Anita langsung bangkit dari duduknya.
"Apa... Kok Seno gak kasih tahu Aku, kalau Dia sudah dapat kunci rumahnya"
"Ya mungkin karena Seno pikir Kamu masih marah sama Dia"
Anita tak menjawab lagi, Ia langsung mendatangi Sena dan Seno.
Setelah satu jam berbenah akhirnya selesai juga lantai yang sudah di sapu dan di pel, dan sekarang seluruh sudut ruangan kini terlihat bersih.

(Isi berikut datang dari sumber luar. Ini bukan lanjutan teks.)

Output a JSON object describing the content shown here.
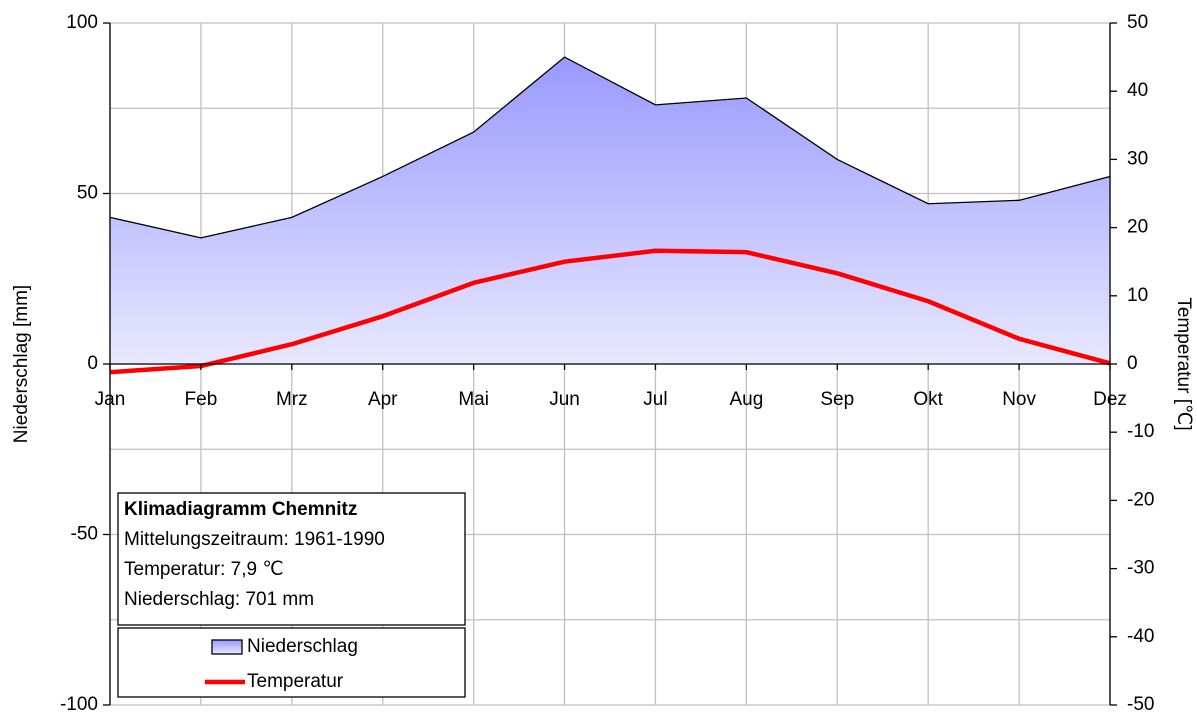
{
  "chart_data": {
    "type": "climate",
    "categories": [
      "Jan",
      "Feb",
      "Mrz",
      "Apr",
      "Mai",
      "Jun",
      "Jul",
      "Aug",
      "Sep",
      "Okt",
      "Nov",
      "Dez"
    ],
    "series": [
      {
        "name": "Niederschlag",
        "kind": "area",
        "color": "#9999ff",
        "axis": "y",
        "values": [
          43,
          37,
          43,
          55,
          68,
          90,
          76,
          78,
          60,
          47,
          48,
          55
        ]
      },
      {
        "name": "Temperatur",
        "kind": "line",
        "color": "#ff0000",
        "axis": "y2",
        "values": [
          -1.2,
          -0.3,
          2.9,
          7.0,
          11.9,
          15.0,
          16.6,
          16.4,
          13.3,
          9.2,
          3.7,
          0.1
        ]
      }
    ],
    "ylabel": "Niederschlag [mm]",
    "y2label": "Temperatur [℃]",
    "ylim": [
      -100,
      100
    ],
    "yticks": [
      -100,
      -50,
      0,
      50,
      100
    ],
    "minor_yticks": [
      -75,
      -25,
      25,
      75
    ],
    "y2lim": [
      -50,
      50
    ],
    "y2ticks": [
      -50,
      -40,
      -30,
      -20,
      -10,
      0,
      10,
      20,
      30,
      40,
      50
    ],
    "grid": true,
    "annotation": {
      "title": "Klimadiagramm Chemnitz",
      "lines": [
        "Mittelungszeitraum: 1961-1990",
        "Temperatur: 7,9 ℃",
        "Niederschlag: 701 mm"
      ]
    }
  }
}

"Akhirnya beres juga, makasih ya sayang, sudah temani Om Papah"
"Iya Om Papah"
Sena pun menguap tanda Ia sudah mengantuk.
"Sena ngantuk ya, bobo disini mau gak?, temani Om Papah"
"Boleh..."
Baru saja Sena berbaring di atas kasur tak lama Sena tertidur pulas.
"Ya ampun anak Papah ngantuk banget sepertinya, makasih ya sayang.. Setidaknya ada Sena yang gak marah sama Papah seperti Mamah"
Ternyata Anita sudah berdiri di pintu kamar Seno, saat Seno menoleh Ia pun terkejut melihat Anita.